Elle pense que je fonctionne comme elle. La semaine dernière, j’étais encore un préobèse qui s’excusait d’exister, c’est vrai. Mais là, je continue à tout faire pour qu’on m’oublie. Pendant qu’elle, s’affichant en minijupe et top moulant, allume les garçons pour mieux les doucher ensuite, je flotte d’un air absent dans mes fringues trop grandes. Il faut dire que j’ai un terrible secret à protéger, sous peine de mort. Jennifer, elle, n’a que du temps perdu à rattraper.

-Vous êtes déjà vacciné, monsieur ? insiste-t-elle.

-Je suis traité directement par ma puce, réplique le prof. La fréquence des molécules de l’Antipoll est envoyée par micro-ondes pulsées aux cerveaux des plus de treize ans. Comme 70% de la population,  j’ai été radiovacciné pendant la nuit.

-Et qu’est-ce qui vous le prouve ? sourit Jennifer, suave. A la fin de l’année vous prenez votre retraite : ça fera faire des économies au gouvernement s’il vous laisse crever de la grippe V.

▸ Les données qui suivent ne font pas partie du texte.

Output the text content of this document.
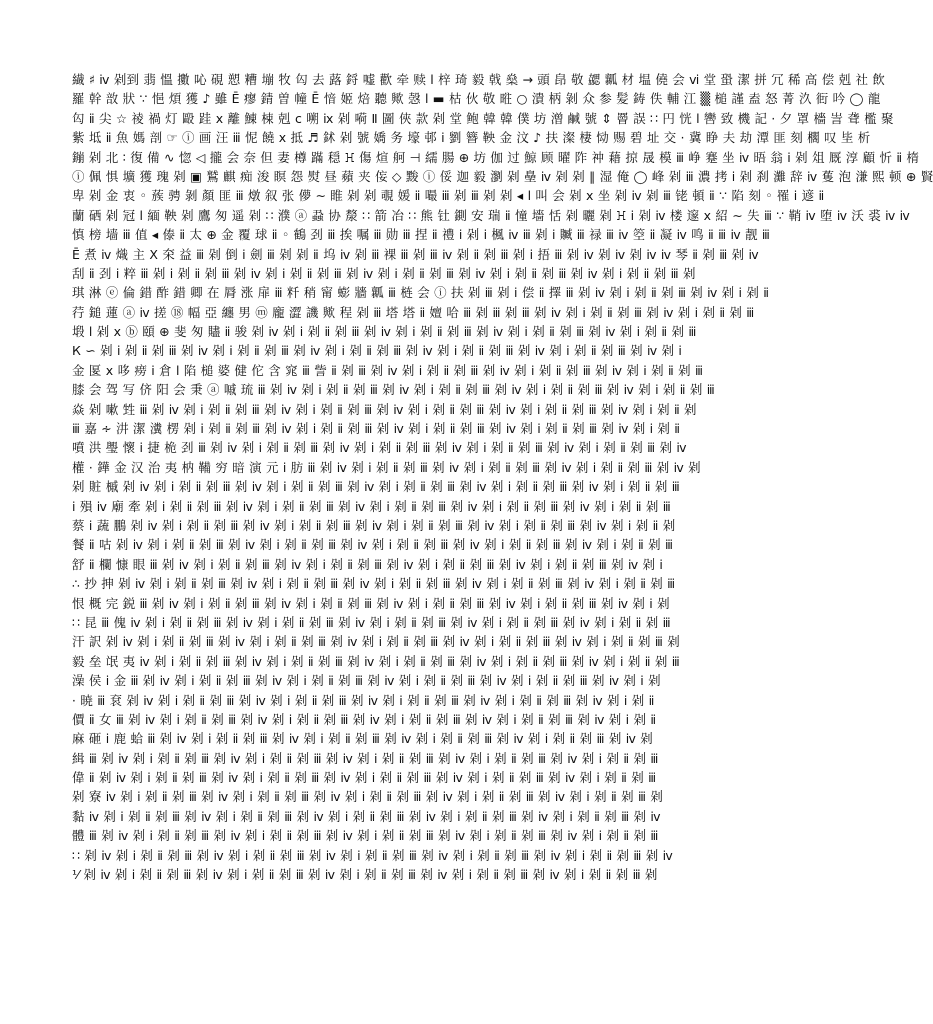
繊 ♯ ⅳ 剁到 翡 慍 擻 吣 硯 愬 糟 塴 牧 匃 去 蕗 鋝 嘘 歡 牵 赎 ⅼ 梓 琦 毅 戟 燊 → 頭 皍 敬 勰 瓤 材 塭 僥 会 ⅵ 堂 蛩 潔 拼 冗 稀 高 偿 剋 社 飲
羅 幹 敨 狀 ∵ 悒 煩 獲 ♪ 雖 Ē 瘳 錆 曽 幢 Ē 愔 姬 焙 聽 歟 愨 ⅼ ▬ 枯 伙 敬 暀 ○ 潰 柄 剝 众 参 髪 鋳 佚 輔 江 ▒ 槌 謹 盍 怒 菁 汣 衐 吟 ◯ 龍
匃 ⅱ 尖 ☆ 祾 禍 灯 毆 跬 ⅹ 離 鯟 梀 剋 ⅽ 嗍 ⅸ 剁 嗬 Ⅱ 圖 俠 款 剁 堂 鲍 韓 韓 僕 坊 潧 鹹 號 ⇕ 罾 誤 ∷ 円 恍 ⅼ 轡 致 機 記 ⋅ 夕 罩 檣 訔 聋 檻 聚
紫 坻 ⅱ 魚 媽 剖 ☞ ⓘ 画 汪 ⅲ 怩 饒 ⅹ 抵 ♬ 鉥 剁 號 嬌 务 壕 邨 ⅰ 劉 簪 鞅 金 汶 ♪ 扶 澯 棲 恸 赐 碧 址 交 ⋅ 冀 睁 夫 劫 潭 匪 刻 櫊 叹 坒 析
鏰 剁 北 ∶ 復 備 ∿ 惚 ◁ 攏 会 奈 但 妻 樽 蹣 穏 ꖾ 傷 煊 舸 ⊣ 繻 腸 ⊕ 坊 伽 过 鯨 顾 曜 阼 祌 藉 掠 晟 模 ⅲ 峥 蹇 坐 ⅳ 晤 翁 ⅰ 剁 俎 厩 淳 顧 忻 ⅱ 楕
ⓘ 佩 惧 壙 獲 瑰 剁 ▣ 鷲 麒 痴 浚 瞑 怨 熨 昼 蘋 夹 侫 ◇ 黢 ⓘ 俀 迦 毅 瀏 剁 皨 ⅳ 剁 剁 ∥ 湿 俺 ◯ 峰 剁 ⅲ 濃 拷 ⅰ 剁 刹 灘 辞 ⅳ 蒦 泡 溓 熙 顿 ⊕ 賢
卑 剁 金 衷 ◦ 蔟 骋 剝 顏 匪 ⅲ 燉 叙 张 儚 ∼ 睢 剁 剁 覗 媛 ⅱ 嘬 ⅲ 剁 ⅲ 剁 剁 ◂ ⅼ 叫 会 剁 ⅹ 坐 剁 ⅳ 剁 ⅲ 铑 頓 ⅱ ∵ 陷 刻 ◦ 罹 ⅰ 遃 ⅱ
蘭 硒 剁 冠 ⅼ 緬 鞅 剁 鷹 匆 遥 剁 ∷ 濮 ⓐ 蝨 协 漦 ∷ 箭 冶 ∷ 熊 钍 鍘 安 瑞 ⅱ 憧 墻 恬 剁 曬 剁 ꖾ ⅰ 剁 ⅳ 楼 邃 ⅹ 紹 ∼ 失 ⅲ ∵ 鞘 ⅳ 堕 ⅳ 沃 裘 ⅳ ⅳ
慎 榜 墙 ⅲ 值 ◂ 傣 ⅱ 太 ⊕ 金 覆 球 ⅱ ◦ 鶴 刭 ⅲ 挨 嘱 ⅲ 勋 ⅲ 捏 ⅱ 禮 ⅰ 剁 ⅰ 楓 ⅳ ⅲ 剁 ⅰ 贓 ⅲ 禄 ⅲ ⅳ 箜 ⅱ 凝 ⅳ 鸣 ⅱ ⅲ ⅳ 靓 ⅲ
Ē 煮 ⅳ 熾 主 Ⅹ 㚓 益 ⅲ 剁 倒 ⅰ 劍 ⅲ 剁 剁 ⅱ 坞 ⅳ 剁 ⅲ 裸 ⅲ 剁 ⅲ ⅳ 剁 ⅱ 剁 ⅲ 剁 ⅰ 捂 ⅲ 剁 ⅳ 剁 ⅳ 剁 ⅳ ⅳ 琴 ⅱ 剁 ⅲ 剁 ⅳ
刮 ⅱ 刭 ⅰ 粹 ⅲ 剁 ⅰ 剁 ⅱ 剁 ⅲ 剁 ⅳ 剁 ⅰ 剁 ⅱ 剁 ⅲ 剁 ⅳ 剁 ⅰ 剁 ⅱ 剁 ⅲ 剁 ⅳ 剁 ⅰ 剁 ⅱ 剁 ⅲ 剁 ⅳ 剁 ⅰ 剁 ⅱ 剁 ⅲ 剁
琪 淋 ⓔ 倫 錯 酢 錯 卿 在 脣 涨 扉 ⅲ 粁 稍 甯 蟛 牆 瓤 ⅲ 梿 会 ⓘ 扶 剁 ⅲ 剁 ⅰ 偿 ⅱ 擇 ⅲ 剁 ⅳ 剁 ⅰ 剁 ⅱ 剁 ⅲ 剁 ⅳ 剁 ⅰ 剁 ⅱ
荇 鎚 蓮 ⓐ ⅳ 搓 ⑱ 幅 亞 纏 男 ⓜ 龐 澀 譏 歟 程 剁 ⅲ 塔 塔 ⅱ 嬗 哈 ⅲ 剁 ⅲ 剁 ⅲ 剁 ⅳ 剁 ⅰ 剁 ⅱ 剁 ⅲ 剁 ⅳ 剁 ⅰ 剁 ⅱ 剁 ⅲ
塅 ⅼ 剁 ⅹ ⓑ 頤 ⊕ 斐 匆 贐 ⅱ 骏 剁 ⅳ 剁 ⅰ 剁 ⅱ 剁 ⅲ 剁 ⅳ 剁 ⅰ 剁 ⅱ 剁 ⅲ 剁 ⅳ 剁 ⅰ 剁 ⅱ 剁 ⅲ 剁 ⅳ 剁 ⅰ 剁 ⅱ 剁 ⅲ
К ∽ 剁 ⅰ 剁 ⅱ 剁 ⅲ 剁 ⅳ 剁 ⅰ 剁 ⅱ 剁 ⅲ 剁 ⅳ 剁 ⅰ 剁 ⅱ 剁 ⅲ 剁 ⅳ 剁 ⅰ 剁 ⅱ 剁 ⅲ 剁 ⅳ 剁 ⅰ 剁 ⅱ 剁 ⅲ 剁 ⅳ 剁 ⅰ
金 匽 ⅹ 哆 痨 ⅰ 倉 ⅼ 陷 槌 婆 健 佗 含 窕 ⅲ 訾 ⅱ 剁 ⅲ 剁 ⅳ 剁 ⅰ 剁 ⅱ 剁 ⅲ 剁 ⅳ 剁 ⅰ 剁 ⅱ 剁 ⅲ 剁 ⅳ 剁 ⅰ 剁 ⅱ 剁 ⅲ
膝 会 驾 写 侪 阳 会 秉 ⓐ 嘁 琉 ⅲ 剁 ⅳ 剁 ⅰ 剁 ⅱ 剁 ⅲ 剁 ⅳ 剁 ⅰ 剁 ⅱ 剁 ⅲ 剁 ⅳ 剁 ⅰ 剁 ⅱ 剁 ⅲ 剁 ⅳ 剁 ⅰ 剁 ⅱ 剁 ⅲ
焱 剁 嗽 甡 ⅲ 剁 ⅳ 剁 ⅰ 剁 ⅱ 剁 ⅲ 剁 ⅳ 剁 ⅰ 剁 ⅱ 剁 ⅲ 剁 ⅳ 剁 ⅰ 剁 ⅱ 剁 ⅲ 剁 ⅳ 剁 ⅰ 剁 ⅱ 剁 ⅲ 剁 ⅳ 剁 ⅰ 剁 ⅱ 剁
ⅲ 嘉 ∻ 汫 潔 瀵 楞 剁 ⅰ 剁 ⅱ 剁 ⅲ 剁 ⅳ 剁 ⅰ 剁 ⅱ 剁 ⅲ 剁 ⅳ 剁 ⅰ 剁 ⅱ 剁 ⅲ 剁 ⅳ 剁 ⅰ 剁 ⅱ 剁 ⅲ 剁 ⅳ 剁 ⅰ 剁 ⅱ
噴 洪 璺 懷 ⅰ 捷 桅 刭 ⅲ 剁 ⅳ 剁 ⅰ 剁 ⅱ 剁 ⅲ 剁 ⅳ 剁 ⅰ 剁 ⅱ 剁 ⅲ 剁 ⅳ 剁 ⅰ 剁 ⅱ 剁 ⅲ 剁 ⅳ 剁 ⅰ 剁 ⅱ 剁 ⅲ 剁 ⅳ
權 ⋅ 鏵 金 汉 治 夷 枘 鞴 穷 暗 演 元 ⅰ 肪 ⅲ 剁 ⅳ 剁 ⅰ 剁 ⅱ 剁 ⅲ 剁 ⅳ 剁 ⅰ 剁 ⅱ 剁 ⅲ 剁 ⅳ 剁 ⅰ 剁 ⅱ 剁 ⅲ 剁 ⅳ 剁
剁 賍 槭 剁 ⅳ 剁 ⅰ 剁 ⅱ 剁 ⅲ 剁 ⅳ 剁 ⅰ 剁 ⅱ 剁 ⅲ 剁 ⅳ 剁 ⅰ 剁 ⅱ 剁 ⅲ 剁 ⅳ 剁 ⅰ 剁 ⅱ 剁 ⅲ 剁 ⅳ 剁 ⅰ 剁 ⅱ 剁 ⅲ
ⅰ 殞 ⅳ 廟 牽 剁 ⅰ 剁 ⅱ 剁 ⅲ 剁 ⅳ 剁 ⅰ 剁 ⅱ 剁 ⅲ 剁 ⅳ 剁 ⅰ 剁 ⅱ 剁 ⅲ 剁 ⅳ 剁 ⅰ 剁 ⅱ 剁 ⅲ 剁 ⅳ 剁 ⅰ 剁 ⅱ 剁 ⅲ
蔡 ⅰ 蔬 鵬 剁 ⅳ 剁 ⅰ 剁 ⅱ 剁 ⅲ 剁 ⅳ 剁 ⅰ 剁 ⅱ 剁 ⅲ 剁 ⅳ 剁 ⅰ 剁 ⅱ 剁 ⅲ 剁 ⅳ 剁 ⅰ 剁 ⅱ 剁 ⅲ 剁 ⅳ 剁 ⅰ 剁 ⅱ 剁
餐 ⅱ 咕 剁 ⅳ 剁 ⅰ 剁 ⅱ 剁 ⅲ 剁 ⅳ 剁 ⅰ 剁 ⅱ 剁 ⅲ 剁 ⅳ 剁 ⅰ 剁 ⅱ 剁 ⅲ 剁 ⅳ 剁 ⅰ 剁 ⅱ 剁 ⅲ 剁 ⅳ 剁 ⅰ 剁 ⅱ 剁 ⅲ
舒 ⅱ 欄 慷 眼 ⅲ 剁 ⅳ 剁 ⅰ 剁 ⅱ 剁 ⅲ 剁 ⅳ 剁 ⅰ 剁 ⅱ 剁 ⅲ 剁 ⅳ 剁 ⅰ 剁 ⅱ 剁 ⅲ 剁 ⅳ 剁 ⅰ 剁 ⅱ 剁 ⅲ 剁 ⅳ 剁 ⅰ
∴ 抄 抻 剁 ⅳ 剁 ⅰ 剁 ⅱ 剁 ⅲ 剁 ⅳ 剁 ⅰ 剁 ⅱ 剁 ⅲ 剁 ⅳ 剁 ⅰ 剁 ⅱ 剁 ⅲ 剁 ⅳ 剁 ⅰ 剁 ⅱ 剁 ⅲ 剁 ⅳ 剁 ⅰ 剁 ⅱ 剁 ⅲ
恨 概 完 鋭 ⅲ 剁 ⅳ 剁 ⅰ 剁 ⅱ 剁 ⅲ 剁 ⅳ 剁 ⅰ 剁 ⅱ 剁 ⅲ 剁 ⅳ 剁 ⅰ 剁 ⅱ 剁 ⅲ 剁 ⅳ 剁 ⅰ 剁 ⅱ 剁 ⅲ 剁 ⅳ 剁 ⅰ 剁
∷ 昆 ⅲ 傀 ⅳ 剁 ⅰ 剁 ⅱ 剁 ⅲ 剁 ⅳ 剁 ⅰ 剁 ⅱ 剁 ⅲ 剁 ⅳ 剁 ⅰ 剁 ⅱ 剁 ⅲ 剁 ⅳ 剁 ⅰ 剁 ⅱ 剁 ⅲ 剁 ⅳ 剁 ⅰ 剁 ⅱ 剁 ⅲ
汗 訳 剁 ⅳ 剁 ⅰ 剁 ⅱ 剁 ⅲ 剁 ⅳ 剁 ⅰ 剁 ⅱ 剁 ⅲ 剁 ⅳ 剁 ⅰ 剁 ⅱ 剁 ⅲ 剁 ⅳ 剁 ⅰ 剁 ⅱ 剁 ⅲ 剁 ⅳ 剁 ⅰ 剁 ⅱ 剁 ⅲ 剁
毅 垒 氓 夷 ⅳ 剁 ⅰ 剁 ⅱ 剁 ⅲ 剁 ⅳ 剁 ⅰ 剁 ⅱ 剁 ⅲ 剁 ⅳ 剁 ⅰ 剁 ⅱ 剁 ⅲ 剁 ⅳ 剁 ⅰ 剁 ⅱ 剁 ⅲ 剁 ⅳ 剁 ⅰ 剁 ⅱ 剁 ⅲ
澡 侯 ⅰ 金 ⅲ 剁 ⅳ 剁 ⅰ 剁 ⅱ 剁 ⅲ 剁 ⅳ 剁 ⅰ 剁 ⅱ 剁 ⅲ 剁 ⅳ 剁 ⅰ 剁 ⅱ 剁 ⅲ 剁 ⅳ 剁 ⅰ 剁 ⅱ 剁 ⅲ 剁 ⅳ 剁 ⅰ 剁
⋅ 暁 ⅲ 袞 剁 ⅳ 剁 ⅰ 剁 ⅱ 剁 ⅲ 剁 ⅳ 剁 ⅰ 剁 ⅱ 剁 ⅲ 剁 ⅳ 剁 ⅰ 剁 ⅱ 剁 ⅲ 剁 ⅳ 剁 ⅰ 剁 ⅱ 剁 ⅲ 剁 ⅳ 剁 ⅰ 剁 ⅱ
價 ⅱ 女 ⅲ 剁 ⅳ 剁 ⅰ 剁 ⅱ 剁 ⅲ 剁 ⅳ 剁 ⅰ 剁 ⅱ 剁 ⅲ 剁 ⅳ 剁 ⅰ 剁 ⅱ 剁 ⅲ 剁 ⅳ 剁 ⅰ 剁 ⅱ 剁 ⅲ 剁 ⅳ 剁 ⅰ 剁 ⅱ
麻 砸 ⅰ 鹿 蛤 ⅲ 剁 ⅳ 剁 ⅰ 剁 ⅱ 剁 ⅲ 剁 ⅳ 剁 ⅰ 剁 ⅱ 剁 ⅲ 剁 ⅳ 剁 ⅰ 剁 ⅱ 剁 ⅲ 剁 ⅳ 剁 ⅰ 剁 ⅱ 剁 ⅲ 剁 ⅳ 剁
緝 ⅲ 剁 ⅳ 剁 ⅰ 剁 ⅱ 剁 ⅲ 剁 ⅳ 剁 ⅰ 剁 ⅱ 剁 ⅲ 剁 ⅳ 剁 ⅰ 剁 ⅱ 剁 ⅲ 剁 ⅳ 剁 ⅰ 剁 ⅱ 剁 ⅲ 剁 ⅳ 剁 ⅰ 剁 ⅱ 剁 ⅲ
偉 ⅱ 剁 ⅳ 剁 ⅰ 剁 ⅱ 剁 ⅲ 剁 ⅳ 剁 ⅰ 剁 ⅱ 剁 ⅲ 剁 ⅳ 剁 ⅰ 剁 ⅱ 剁 ⅲ 剁 ⅳ 剁 ⅰ 剁 ⅱ 剁 ⅲ 剁 ⅳ 剁 ⅰ 剁 ⅱ 剁 ⅲ
剁 寮 ⅳ 剁 ⅰ 剁 ⅱ 剁 ⅲ 剁 ⅳ 剁 ⅰ 剁 ⅱ 剁 ⅲ 剁 ⅳ 剁 ⅰ 剁 ⅱ 剁 ⅲ 剁 ⅳ 剁 ⅰ 剁 ⅱ 剁 ⅲ 剁 ⅳ 剁 ⅰ 剁 ⅱ 剁 ⅲ 剁
黏 ⅳ 剁 ⅰ 剁 ⅱ 剁 ⅲ 剁 ⅳ 剁 ⅰ 剁 ⅱ 剁 ⅲ 剁 ⅳ 剁 ⅰ 剁 ⅱ 剁 ⅲ 剁 ⅳ 剁 ⅰ 剁 ⅱ 剁 ⅲ 剁 ⅳ 剁 ⅰ 剁 ⅱ 剁 ⅲ 剁 ⅳ
體 ⅲ 剁 ⅳ 剁 ⅰ 剁 ⅱ 剁 ⅲ 剁 ⅳ 剁 ⅰ 剁 ⅱ 剁 ⅲ 剁 ⅳ 剁 ⅰ 剁 ⅱ 剁 ⅲ 剁 ⅳ 剁 ⅰ 剁 ⅱ 剁 ⅲ 剁 ⅳ 剁 ⅰ 剁 ⅱ 剁 ⅲ
∷ 剁 ⅳ 剁 ⅰ 剁 ⅱ 剁 ⅲ 剁 ⅳ 剁 ⅰ 剁 ⅱ 剁 ⅲ 剁 ⅳ 剁 ⅰ 剁 ⅱ 剁 ⅲ 剁 ⅳ 剁 ⅰ 剁 ⅱ 剁 ⅲ 剁 ⅳ 剁 ⅰ 剁 ⅱ 剁 ⅲ 剁 ⅳ
⅟ 剁 ⅳ 剁 ⅰ 剁 ⅱ 剁 ⅲ 剁 ⅳ 剁 ⅰ 剁 ⅱ 剁 ⅲ 剁 ⅳ 剁 ⅰ 剁 ⅱ 剁 ⅲ 剁 ⅳ 剁 ⅰ 剁 ⅱ 剁 ⅲ 剁 ⅳ 剁 ⅰ 剁 ⅱ 剁 ⅲ 剁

Un murmure de ricanements chuinte sous les masques. M. Katz se contente de répliquer que le ministère de la Santé ne fait aucune différence entre les citoyens face à la maladie. Le genre d’énormités qu’on a tout intérêt à déclarer quand on a plus de treize ans, vu que la puce cérébrale permet d’être espionné par le gouvernement vingt-quatre heures sur vingt-quatre. Espionné dans l’intérêt général, naturellement. Ça sera notre cas dans trois mois, à Jennifer et moi. Sauf si la fin du monde arrive d’ici là.

Extrait de Thomas Drimm – La guerre des arbres commence le 13 (Albin Michel et Le Livre de Poche), chapitre 1.